A boy dies in a cycling accident in Berlin after street lights were turned off at night, as Germany faces an energy crunch following the shutdown of Russian gas supplies.
At first glance, the story appears to be a genuine article from the country’s top tabloid, Bild, and it was shared on Facebook.
But investigations, including by AFP, found it was disinformation, part of a major campaign in which leading news sites – mainly in Germany but also other European countries – were imitated to spread pro-Moscow messages.
In late September, Facebook’s parent company Meta took down what it called the “sprawling network” behind the campaign, which it said originated in Russia and focused primarily on Moscow’s invasion of Ukraine.
More than 60 sites impersonated legitimate news organisations, including in Britain, France, Italy and Ukraine, Meta said. According to researchers, among the impersonated media were Britain’s Guardian, Germany’s Der Spiegel and Italy’s ANSA news agency.
EU DisinfoLab – an NGO that also investigated the campaign – said the network’s aims were “depicting Ukraine as a failed, corrupt and Nazi state” as well as “promoting Kremlin narratives on the Ukraine war.”
The networking, operating since May, was also intended to spread fear among Europeans “about how sanctions against Russia will ruin their lives,” said the group, with whom AFP cooperated in its investigation.
Linking punitive measures against Moscow to the impact on people’s lives appeared to be the aim of the Bild article, which came online in August.
Russia’s move to slash gas supplies to Europe, believed to be in retaliation for sanctions, has hit Germany hard, prompting the government to unveil a controversial 200-billion-euro ($198-billion) relief package last week.
A series of other false articles have appeared in Germany, including one about a school in the northern city of Bremen being hit by an explosion as it sought to save gas, which appeared on a fake Der Spiegel website.
Another purported to be about truck drivers blocking roads to protest EU policies on an imitated site of news outlet T-Online.
In addition, a fake story appeared on an imitated Bild web page, claiming Ukrainian refugees set a house on fire after trying to burn a Russian flag.
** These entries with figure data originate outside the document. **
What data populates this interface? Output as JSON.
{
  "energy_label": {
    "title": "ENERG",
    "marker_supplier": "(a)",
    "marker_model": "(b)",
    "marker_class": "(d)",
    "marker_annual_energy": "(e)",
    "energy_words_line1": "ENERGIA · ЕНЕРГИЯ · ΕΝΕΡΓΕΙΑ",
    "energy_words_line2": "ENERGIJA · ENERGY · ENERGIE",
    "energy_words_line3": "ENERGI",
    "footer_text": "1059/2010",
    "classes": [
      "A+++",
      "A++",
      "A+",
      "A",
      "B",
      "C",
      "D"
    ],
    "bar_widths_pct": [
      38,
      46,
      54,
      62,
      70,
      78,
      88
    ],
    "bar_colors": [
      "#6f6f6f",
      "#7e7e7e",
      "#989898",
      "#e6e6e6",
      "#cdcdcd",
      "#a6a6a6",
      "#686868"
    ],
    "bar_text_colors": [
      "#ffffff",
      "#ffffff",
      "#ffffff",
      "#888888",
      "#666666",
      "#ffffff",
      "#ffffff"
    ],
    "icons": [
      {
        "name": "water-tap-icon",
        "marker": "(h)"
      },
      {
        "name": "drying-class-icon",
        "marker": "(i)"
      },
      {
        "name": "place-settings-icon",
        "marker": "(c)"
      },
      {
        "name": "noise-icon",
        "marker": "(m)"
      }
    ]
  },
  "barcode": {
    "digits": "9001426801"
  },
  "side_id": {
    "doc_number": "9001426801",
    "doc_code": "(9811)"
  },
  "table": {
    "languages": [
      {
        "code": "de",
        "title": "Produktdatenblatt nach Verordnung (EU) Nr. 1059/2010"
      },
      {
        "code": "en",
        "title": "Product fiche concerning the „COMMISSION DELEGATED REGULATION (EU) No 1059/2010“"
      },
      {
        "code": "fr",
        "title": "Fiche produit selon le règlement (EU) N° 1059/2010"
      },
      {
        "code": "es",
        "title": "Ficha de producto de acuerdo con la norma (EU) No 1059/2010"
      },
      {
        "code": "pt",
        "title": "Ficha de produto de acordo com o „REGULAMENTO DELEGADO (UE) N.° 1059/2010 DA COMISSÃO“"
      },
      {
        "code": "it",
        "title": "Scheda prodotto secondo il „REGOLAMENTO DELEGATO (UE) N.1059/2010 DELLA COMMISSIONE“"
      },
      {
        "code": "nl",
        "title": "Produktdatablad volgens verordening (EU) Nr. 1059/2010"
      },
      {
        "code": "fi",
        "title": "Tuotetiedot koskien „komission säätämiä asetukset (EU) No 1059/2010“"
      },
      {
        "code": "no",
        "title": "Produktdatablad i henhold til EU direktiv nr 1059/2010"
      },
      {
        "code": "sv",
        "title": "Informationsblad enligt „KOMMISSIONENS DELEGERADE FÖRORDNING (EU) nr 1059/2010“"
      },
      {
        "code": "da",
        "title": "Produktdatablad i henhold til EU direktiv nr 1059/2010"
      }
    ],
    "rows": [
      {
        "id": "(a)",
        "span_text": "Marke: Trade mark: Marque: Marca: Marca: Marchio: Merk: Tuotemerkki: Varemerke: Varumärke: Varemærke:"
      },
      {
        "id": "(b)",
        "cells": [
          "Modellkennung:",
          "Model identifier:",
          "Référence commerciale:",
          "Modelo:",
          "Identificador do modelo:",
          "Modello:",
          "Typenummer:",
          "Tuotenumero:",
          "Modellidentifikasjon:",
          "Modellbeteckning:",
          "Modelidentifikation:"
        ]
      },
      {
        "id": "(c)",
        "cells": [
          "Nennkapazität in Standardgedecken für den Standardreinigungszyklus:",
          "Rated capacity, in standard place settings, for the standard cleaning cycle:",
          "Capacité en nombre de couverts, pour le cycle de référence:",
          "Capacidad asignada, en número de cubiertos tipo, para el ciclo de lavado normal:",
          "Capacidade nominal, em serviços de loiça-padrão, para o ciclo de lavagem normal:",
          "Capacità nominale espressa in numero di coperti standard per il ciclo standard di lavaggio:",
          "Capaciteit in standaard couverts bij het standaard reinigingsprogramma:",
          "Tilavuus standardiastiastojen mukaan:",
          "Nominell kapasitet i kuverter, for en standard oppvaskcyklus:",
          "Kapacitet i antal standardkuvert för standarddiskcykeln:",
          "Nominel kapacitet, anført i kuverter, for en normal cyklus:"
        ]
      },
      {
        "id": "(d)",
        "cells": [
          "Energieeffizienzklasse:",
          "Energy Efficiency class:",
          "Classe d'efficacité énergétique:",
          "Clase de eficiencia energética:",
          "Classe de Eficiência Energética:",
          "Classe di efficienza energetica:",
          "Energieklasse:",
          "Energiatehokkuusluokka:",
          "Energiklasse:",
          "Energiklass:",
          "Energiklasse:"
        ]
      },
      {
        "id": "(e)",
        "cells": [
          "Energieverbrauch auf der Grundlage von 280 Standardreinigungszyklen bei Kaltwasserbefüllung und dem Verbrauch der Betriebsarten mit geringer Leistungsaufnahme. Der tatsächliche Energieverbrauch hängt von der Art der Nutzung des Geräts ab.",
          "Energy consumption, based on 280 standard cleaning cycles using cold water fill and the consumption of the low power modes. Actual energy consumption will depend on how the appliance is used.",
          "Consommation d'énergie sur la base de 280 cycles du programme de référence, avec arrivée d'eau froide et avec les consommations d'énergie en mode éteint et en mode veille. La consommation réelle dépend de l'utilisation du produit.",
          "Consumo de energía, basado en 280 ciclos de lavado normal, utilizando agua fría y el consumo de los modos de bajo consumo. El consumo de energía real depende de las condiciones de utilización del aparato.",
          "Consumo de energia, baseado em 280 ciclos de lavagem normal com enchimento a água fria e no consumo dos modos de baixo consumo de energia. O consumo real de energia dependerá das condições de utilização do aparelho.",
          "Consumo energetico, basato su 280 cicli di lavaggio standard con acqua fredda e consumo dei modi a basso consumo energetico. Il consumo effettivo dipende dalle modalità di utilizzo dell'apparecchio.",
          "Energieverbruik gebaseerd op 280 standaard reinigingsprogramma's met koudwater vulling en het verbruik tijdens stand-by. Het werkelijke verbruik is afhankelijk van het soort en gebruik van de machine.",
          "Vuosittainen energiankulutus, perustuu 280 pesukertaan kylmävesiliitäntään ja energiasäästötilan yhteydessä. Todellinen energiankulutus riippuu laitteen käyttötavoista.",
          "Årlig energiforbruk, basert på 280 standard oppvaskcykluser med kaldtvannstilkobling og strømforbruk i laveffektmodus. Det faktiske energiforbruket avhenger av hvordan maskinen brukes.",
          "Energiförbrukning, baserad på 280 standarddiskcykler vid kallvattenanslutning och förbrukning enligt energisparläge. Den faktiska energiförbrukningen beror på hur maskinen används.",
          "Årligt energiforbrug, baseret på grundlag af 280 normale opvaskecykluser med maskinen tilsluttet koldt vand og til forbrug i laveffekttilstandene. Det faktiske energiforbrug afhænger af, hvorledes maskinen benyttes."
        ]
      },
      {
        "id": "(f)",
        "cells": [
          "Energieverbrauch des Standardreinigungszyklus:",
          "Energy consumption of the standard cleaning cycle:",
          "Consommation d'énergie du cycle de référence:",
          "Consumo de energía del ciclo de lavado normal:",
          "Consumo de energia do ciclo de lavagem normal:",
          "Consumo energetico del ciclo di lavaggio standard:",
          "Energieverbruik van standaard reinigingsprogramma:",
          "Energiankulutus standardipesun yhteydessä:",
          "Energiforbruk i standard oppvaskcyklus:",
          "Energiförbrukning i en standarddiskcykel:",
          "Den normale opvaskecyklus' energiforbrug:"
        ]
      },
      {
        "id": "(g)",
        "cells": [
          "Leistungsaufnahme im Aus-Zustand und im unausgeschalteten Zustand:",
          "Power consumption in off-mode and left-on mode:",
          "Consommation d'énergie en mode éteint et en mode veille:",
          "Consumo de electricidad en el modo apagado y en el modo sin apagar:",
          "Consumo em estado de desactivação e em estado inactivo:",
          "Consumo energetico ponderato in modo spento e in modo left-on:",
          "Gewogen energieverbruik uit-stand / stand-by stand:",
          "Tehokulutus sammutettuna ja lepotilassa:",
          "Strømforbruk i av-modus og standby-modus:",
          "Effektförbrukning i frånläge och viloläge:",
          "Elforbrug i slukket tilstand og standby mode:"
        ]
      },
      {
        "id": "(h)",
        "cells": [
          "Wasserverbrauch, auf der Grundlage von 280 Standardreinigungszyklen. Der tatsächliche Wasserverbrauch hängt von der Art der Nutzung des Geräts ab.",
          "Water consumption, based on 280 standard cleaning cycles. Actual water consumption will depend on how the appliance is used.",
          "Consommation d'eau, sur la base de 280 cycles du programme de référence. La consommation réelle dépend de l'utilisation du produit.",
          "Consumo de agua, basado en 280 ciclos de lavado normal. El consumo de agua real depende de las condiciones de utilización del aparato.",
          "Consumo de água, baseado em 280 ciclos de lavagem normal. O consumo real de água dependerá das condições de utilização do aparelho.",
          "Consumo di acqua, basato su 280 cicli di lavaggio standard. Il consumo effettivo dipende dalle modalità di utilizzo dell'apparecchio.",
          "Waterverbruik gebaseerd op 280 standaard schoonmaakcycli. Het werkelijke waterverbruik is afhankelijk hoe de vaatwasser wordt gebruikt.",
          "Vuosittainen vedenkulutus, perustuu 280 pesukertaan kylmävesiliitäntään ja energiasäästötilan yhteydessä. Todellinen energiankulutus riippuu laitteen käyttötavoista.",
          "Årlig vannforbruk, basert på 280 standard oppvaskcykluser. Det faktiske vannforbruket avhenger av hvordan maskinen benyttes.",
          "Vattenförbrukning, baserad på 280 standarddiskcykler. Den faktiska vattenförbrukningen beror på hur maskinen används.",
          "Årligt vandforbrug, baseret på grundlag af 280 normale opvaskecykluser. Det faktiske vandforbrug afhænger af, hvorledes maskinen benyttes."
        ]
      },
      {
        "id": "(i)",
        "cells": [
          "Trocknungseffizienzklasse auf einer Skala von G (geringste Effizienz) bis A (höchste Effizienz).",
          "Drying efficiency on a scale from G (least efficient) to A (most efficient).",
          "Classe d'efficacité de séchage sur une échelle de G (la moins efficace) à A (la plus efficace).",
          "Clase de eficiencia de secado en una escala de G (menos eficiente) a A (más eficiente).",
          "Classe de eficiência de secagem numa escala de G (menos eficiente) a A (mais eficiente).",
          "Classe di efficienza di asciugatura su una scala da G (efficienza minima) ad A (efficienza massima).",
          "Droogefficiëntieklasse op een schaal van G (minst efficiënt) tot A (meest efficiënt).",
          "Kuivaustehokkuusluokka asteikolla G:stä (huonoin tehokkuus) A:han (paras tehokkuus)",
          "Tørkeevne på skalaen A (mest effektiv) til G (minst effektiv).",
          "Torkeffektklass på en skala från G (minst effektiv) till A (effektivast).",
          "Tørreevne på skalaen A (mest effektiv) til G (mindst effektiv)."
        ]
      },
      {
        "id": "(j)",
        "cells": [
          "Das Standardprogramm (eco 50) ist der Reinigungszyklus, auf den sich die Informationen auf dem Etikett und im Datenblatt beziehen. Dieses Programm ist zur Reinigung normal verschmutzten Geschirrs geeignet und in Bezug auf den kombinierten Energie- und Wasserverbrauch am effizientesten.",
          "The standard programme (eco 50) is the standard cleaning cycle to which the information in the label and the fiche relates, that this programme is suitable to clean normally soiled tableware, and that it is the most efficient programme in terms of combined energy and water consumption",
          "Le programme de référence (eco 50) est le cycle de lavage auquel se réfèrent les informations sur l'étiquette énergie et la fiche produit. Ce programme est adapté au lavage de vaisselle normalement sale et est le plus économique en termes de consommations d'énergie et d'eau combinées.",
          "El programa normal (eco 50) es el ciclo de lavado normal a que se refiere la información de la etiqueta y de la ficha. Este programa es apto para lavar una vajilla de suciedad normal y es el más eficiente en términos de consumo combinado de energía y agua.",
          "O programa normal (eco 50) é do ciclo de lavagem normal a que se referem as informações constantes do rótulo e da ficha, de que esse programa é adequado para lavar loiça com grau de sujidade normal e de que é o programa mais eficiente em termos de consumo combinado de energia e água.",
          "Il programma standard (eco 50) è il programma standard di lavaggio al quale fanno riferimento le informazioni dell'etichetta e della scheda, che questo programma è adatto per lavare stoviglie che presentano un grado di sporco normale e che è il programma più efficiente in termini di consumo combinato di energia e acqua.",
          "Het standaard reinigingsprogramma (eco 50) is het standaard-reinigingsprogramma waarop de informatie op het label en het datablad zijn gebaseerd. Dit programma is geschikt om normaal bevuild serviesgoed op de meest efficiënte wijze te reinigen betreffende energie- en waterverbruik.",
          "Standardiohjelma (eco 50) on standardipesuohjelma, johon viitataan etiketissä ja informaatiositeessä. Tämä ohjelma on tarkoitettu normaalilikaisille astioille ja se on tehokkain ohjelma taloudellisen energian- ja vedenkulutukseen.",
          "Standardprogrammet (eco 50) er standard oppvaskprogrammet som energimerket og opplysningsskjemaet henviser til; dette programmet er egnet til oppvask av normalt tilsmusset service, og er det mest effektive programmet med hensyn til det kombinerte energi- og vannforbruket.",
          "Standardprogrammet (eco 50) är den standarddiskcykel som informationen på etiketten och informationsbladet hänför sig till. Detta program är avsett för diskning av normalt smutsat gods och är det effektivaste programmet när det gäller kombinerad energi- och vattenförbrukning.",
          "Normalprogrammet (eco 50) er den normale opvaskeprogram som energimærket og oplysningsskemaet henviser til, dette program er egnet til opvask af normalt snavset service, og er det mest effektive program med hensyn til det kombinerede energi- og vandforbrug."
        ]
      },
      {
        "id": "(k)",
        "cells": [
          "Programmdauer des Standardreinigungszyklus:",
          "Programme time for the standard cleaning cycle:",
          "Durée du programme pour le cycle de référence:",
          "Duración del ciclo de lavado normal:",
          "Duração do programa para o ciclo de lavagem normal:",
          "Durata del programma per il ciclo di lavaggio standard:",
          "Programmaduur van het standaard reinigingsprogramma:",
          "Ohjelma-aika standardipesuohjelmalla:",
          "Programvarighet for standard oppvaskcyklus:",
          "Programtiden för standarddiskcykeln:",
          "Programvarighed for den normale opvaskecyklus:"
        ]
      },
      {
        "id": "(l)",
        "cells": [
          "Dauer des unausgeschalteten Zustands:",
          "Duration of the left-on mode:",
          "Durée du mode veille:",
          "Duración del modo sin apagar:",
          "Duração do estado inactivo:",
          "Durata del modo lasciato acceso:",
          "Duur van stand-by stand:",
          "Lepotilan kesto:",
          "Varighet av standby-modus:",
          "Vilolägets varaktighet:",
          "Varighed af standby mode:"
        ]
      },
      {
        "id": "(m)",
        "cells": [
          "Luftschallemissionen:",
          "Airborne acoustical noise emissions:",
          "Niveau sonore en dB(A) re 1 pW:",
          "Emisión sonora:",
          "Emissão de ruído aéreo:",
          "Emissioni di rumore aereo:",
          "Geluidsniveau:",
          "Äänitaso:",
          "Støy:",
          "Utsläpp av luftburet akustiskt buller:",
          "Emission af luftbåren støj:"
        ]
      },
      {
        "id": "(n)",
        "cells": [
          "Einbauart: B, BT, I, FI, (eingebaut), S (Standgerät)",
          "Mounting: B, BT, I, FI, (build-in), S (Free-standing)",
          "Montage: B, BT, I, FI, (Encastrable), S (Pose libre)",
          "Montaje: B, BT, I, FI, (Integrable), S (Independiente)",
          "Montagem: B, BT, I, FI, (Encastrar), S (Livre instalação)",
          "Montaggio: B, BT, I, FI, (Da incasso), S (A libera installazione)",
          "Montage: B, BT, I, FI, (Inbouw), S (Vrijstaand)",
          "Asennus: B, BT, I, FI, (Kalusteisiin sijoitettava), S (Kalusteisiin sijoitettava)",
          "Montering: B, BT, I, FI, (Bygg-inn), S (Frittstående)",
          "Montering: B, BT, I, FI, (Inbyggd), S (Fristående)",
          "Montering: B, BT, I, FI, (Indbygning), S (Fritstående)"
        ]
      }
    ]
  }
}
German media first reported on the fake sites, before other researchers began to investigate.
Investigations by AFP’s Fact Check team showed the Bild article about the cycling accident, in which the boy was purportedly killed after riding his bike into a hole, to be falsified.
A Berlin police spokeswoman said no such accident had occurred, telling AFP: “No young person has died in a traffic accident so far this year.”
In the German capital, street lighting is the responsibility of the agency for the environment, urban mobility, consumer protection and climate action.
An agency spokesman said the article was “definitely a false report,” and they had not turned the street lighting off at night.
Keeping streets lit to ensure traffic safety is a legal requirement in Berlin, and “is strictly observed,” the spokesman said.
And a spokesman for Bild confirmed the article was fake, adding: “Unfortunately this happens regularly.”
The false articles followed the same pattern. They appeared on websites that resembled those of genuine mainstream media, with a similar domain name.
Paid ads or fake social media accounts then spread the articles, including on Facebook, Instagram, Telegram and Twitter.
Meta described the campaign as “the largest and most complex Russian-origin operation that we’ve disrupted since the beginning of the war in Ukraine,” and that it involved an “unusual combination of sophistication and brute force”.
EU DisinfoLab — which named the campaign “Doppelganger” – said their investigation did not “lead to a formal attribution to a specific actor,” but that elements pointed towards the involvement of Russia-based individuals.
They noted some of the domain names were purchased through Russian web hosting provider Nic.Ru, and some videos were produced on computers with Russian-language settings.
The time zone, GMT+8, of one computer suggests fake content could have been produced in the Russian region of Irkutsk and some of the articles look like those that appeared on Russian news site RRN World, according to EU DisinfoLab.